Bab 53. Titik Nadir

Kirana melambaikan tangannya ketika melihat pintu cafe terbuka dan menampakan Almira disana, ternyata wanita itu tidak sendiri. Ia datang bersama dengan Raka yang mengekorinya dibelakang. Kedua orang itu tersenyum ketika dengan mudahnya menemukan Kirana yang duduk di pojok sedang memakan soft cookies yang diatasnya diberi toping ice cream vanilla itu. Hari itu setelah Kirana pulang bekerja, Almira mengajaknya bertemu. Wanita itu bilang ia kangen sekali dengan Kirana dan ingin ngobrol-ngobrol dengan Kirana setelah pulang bekerja.

Namun Raka yang mengetahui hal itu malah merengek meminta ikut karena ia juga ingin bertemu dengan Kirana, jadilah keduanya berangkat bersama menemui Kirana dicafe itu. Almira langsung memeluk Kirana begitu sampai dikursi yang dipilih oleh Kirana duduk, terakhir keduanya bertemu itu saat menjenguk Reisaka sekitar 2 bulan yang lalu. Walau begitu mereka masih berkomunikasi di grup chat atau bahkan melakukan panggilan video jika sedang ada waktu luang.

“Kangen kangen kangen kangen ihh...” rengek Almira begitu ia mengurai pelukan Kirana, ia duduk disamping Kirana dan Raka duduk di kursi depan kedua wanita itu.

“Ini pelukannya berdua doang nih? Bertiga gak sih?” ledek Raka.

“Bapak-bapak ini malah modus, by the way Mas Raka tumbenan banget ini ngikut? Mas Satya gak ikut sekalian ini?” tanya Kirana.

“Enggak, Mbak. Mas Satya mau ke rumah mertuanya katanya jengukin mertuanya gitu lagi sakit. Ini tuh tadi pas aku lagi pesan taksi online Mas Satya malah ngerengek mau ikut waktu aku bilang mau ketemu sama Mbak. Katanya dia kangen juga.”

Kirana memajukan bibirnya meledek Raka dan pria itu hanya cengengesan, “dasar, eh yaudah kalian pesan dulu gih tadi aku udah pesan duluan soalnya keburu laper.”
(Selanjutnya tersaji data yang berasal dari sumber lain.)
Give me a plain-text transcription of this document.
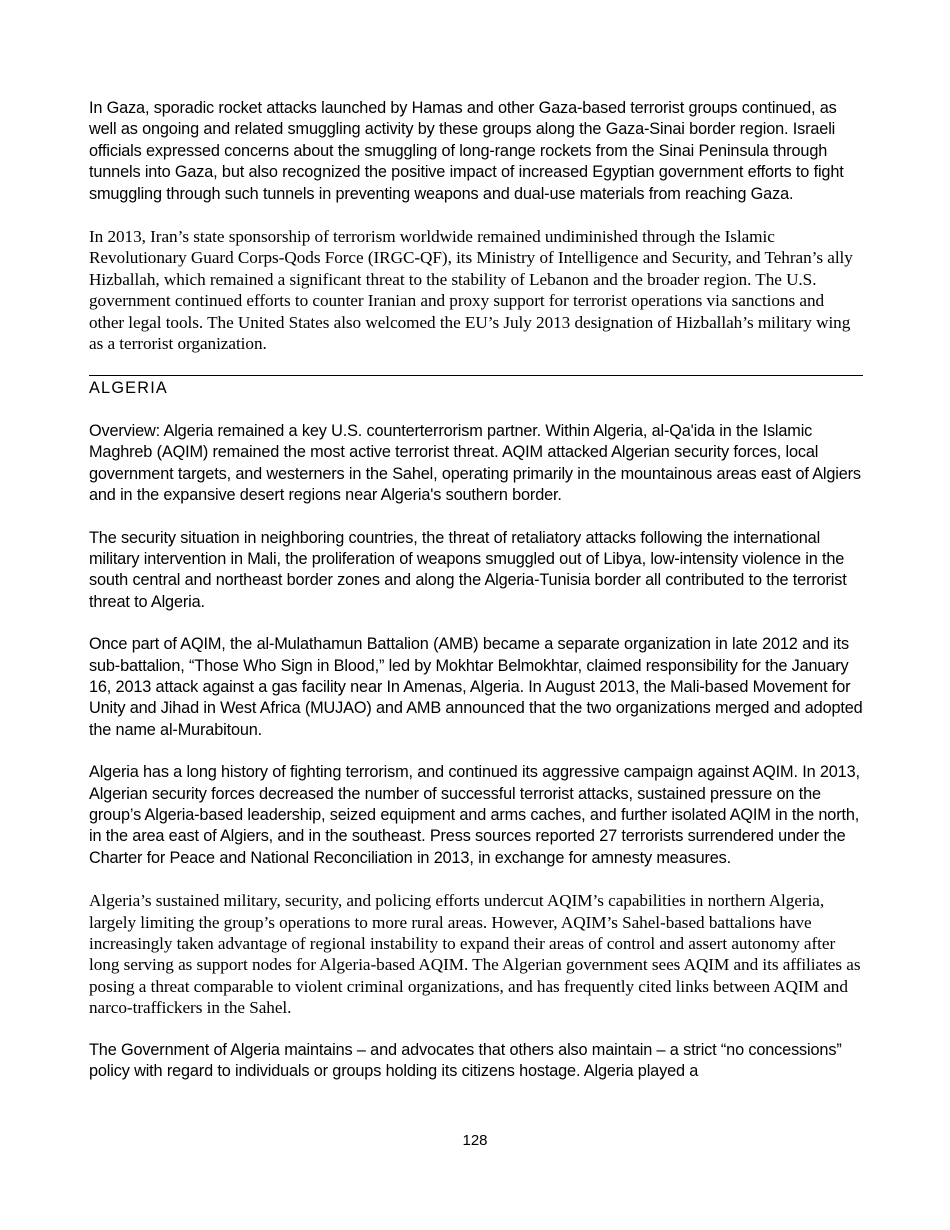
In Gaza, sporadic rocket attacks launched by Hamas and other Gaza-based terrorist groups continued, as well as ongoing and related smuggling activity by these groups along the Gaza-Sinai border region. Israeli officials expressed concerns about the smuggling of long-range rockets from the Sinai Peninsula through tunnels into Gaza, but also recognized the positive impact of increased Egyptian government efforts to fight smuggling through such tunnels in preventing weapons and dual-use materials from reaching Gaza.

In 2013, Iran’s state sponsorship of terrorism worldwide remained undiminished through the Islamic Revolutionary Guard Corps-Qods Force (IRGC-QF), its Ministry of Intelligence and Security, and Tehran’s ally Hizballah, which remained a significant threat to the stability of Lebanon and the broader region. The U.S. government continued efforts to counter Iranian and proxy support for terrorist operations via sanctions and other legal tools. The United States also welcomed the EU’s July 2013 designation of Hizballah’s military wing as a terrorist organization.

ALGERIA

Overview: Algeria remained a key U.S. counterterrorism partner. Within Algeria, al-Qa'ida in the Islamic Maghreb (AQIM) remained the most active terrorist threat. AQIM attacked Algerian security forces, local government targets, and westerners in the Sahel, operating primarily in the mountainous areas east of Algiers and in the expansive desert regions near Algeria's southern border.

The security situation in neighboring countries, the threat of retaliatory attacks following the international military intervention in Mali, the proliferation of weapons smuggled out of Libya, low-intensity violence in the south central and northeast border zones and along the Algeria-Tunisia border all contributed to the terrorist threat to Algeria.

Once part of AQIM, the al-Mulathamun Battalion (AMB) became a separate organization in late 2012 and its sub-battalion, “Those Who Sign in Blood,” led by Mokhtar Belmokhtar, claimed responsibility for the January 16, 2013 attack against a gas facility near In Amenas, Algeria. In August 2013, the Mali-based Movement for Unity and Jihad in West Africa (MUJAO) and AMB announced that the two organizations merged and adopted the name al-Murabitoun.

Algeria has a long history of fighting terrorism, and continued its aggressive campaign against AQIM. In 2013, Algerian security forces decreased the number of successful terrorist attacks, sustained pressure on the group’s Algeria-based leadership, seized equipment and arms caches, and further isolated AQIM in the north, in the area east of Algiers, and in the southeast. Press sources reported 27 terrorists surrendered under the Charter for Peace and National Reconciliation in 2013, in exchange for amnesty measures.

Algeria’s sustained military, security, and policing efforts undercut AQIM’s capabilities in northern Algeria, largely limiting the group’s operations to more rural areas. However, AQIM’s Sahel-based battalions have increasingly taken advantage of regional instability to expand their areas of control and assert autonomy after long serving as support nodes for Algeria-based AQIM. The Algerian government sees AQIM and its affiliates as posing a threat comparable to violent criminal organizations, and has frequently cited links between AQIM and narco-traffickers in the Sahel.

The Government of Algeria maintains – and advocates that others also maintain – a strict “no concessions” policy with regard to individuals or groups holding its citizens hostage. Algeria played a

128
Raka mengambil buku menu yang ada disana dan mulai memesan, menu disana hanya ada kopi dan aneka macam cookies dengan berbagai ukuran, toping dan rasa. tidak ada makanan berat. Sore itu cafe yang berada diantara jalan menuju rumah Kirana dan kantornya dulu tak begitu jauh, agak sedikit padat pengunjung namun itu tidak menganggu ketiga nya untuk melepas rindu saling berbicara tentang kabar masing-masing.

Raka memesan cookies dengan rasa matcha yang didalamnya diberi isian choco chips dan diatasnya diberi toping ice cream cookies and cream, sedangkan Almira memesan cookies dengan rasa choco almond dengan toping ice cream rasa dark choco. Keduanya memesan amerikano sebagai pendampingnya, rasa pahit dari kopi itu dinilai pas sekali untuk makanan manis yang mereka pesan. Kebetulan di luar sedang hujan dengan intensitas rendah yang membuat suasana ketiganya semakin menyatu.

Berawal dari Raka yang bercerita tentang Reisaka yang sudah pulih dan keinginan bocah itu untuk segera sekolah, akhirnya bulan kemarin Reisaka mendaftarkan Reisaka ke preschool dan bocah itu begitu excited dengan sekolah barunya, kemudian Almira yang bercerita jika hubunganya dengan pacarnya yang kandas karena pria yang Almira kencani itu dinilai terlalu sering merasa rendah diri dengan karirnya. Almira sempat menangis saat bercerita namun untungnya Raka dan Kirana bisa menghibur kesedihan wanita itu hingga kini Almira kembali tertawa hanya karena lelucon yang Raka lontarkan.

“Terus.. Gimana kabar Pak Raga, Mbak?” celetuk Almira tiba-tiba, wanita itu melirik Raka yang kini cengengesan. keduanya sepeti tengah meledek Kirana.

“Baik kok, cuma ya jadi agak sibuk aja akhir-akhir ini. Kalian kan punya nomernya kenapa harus nanya ke aku coba?”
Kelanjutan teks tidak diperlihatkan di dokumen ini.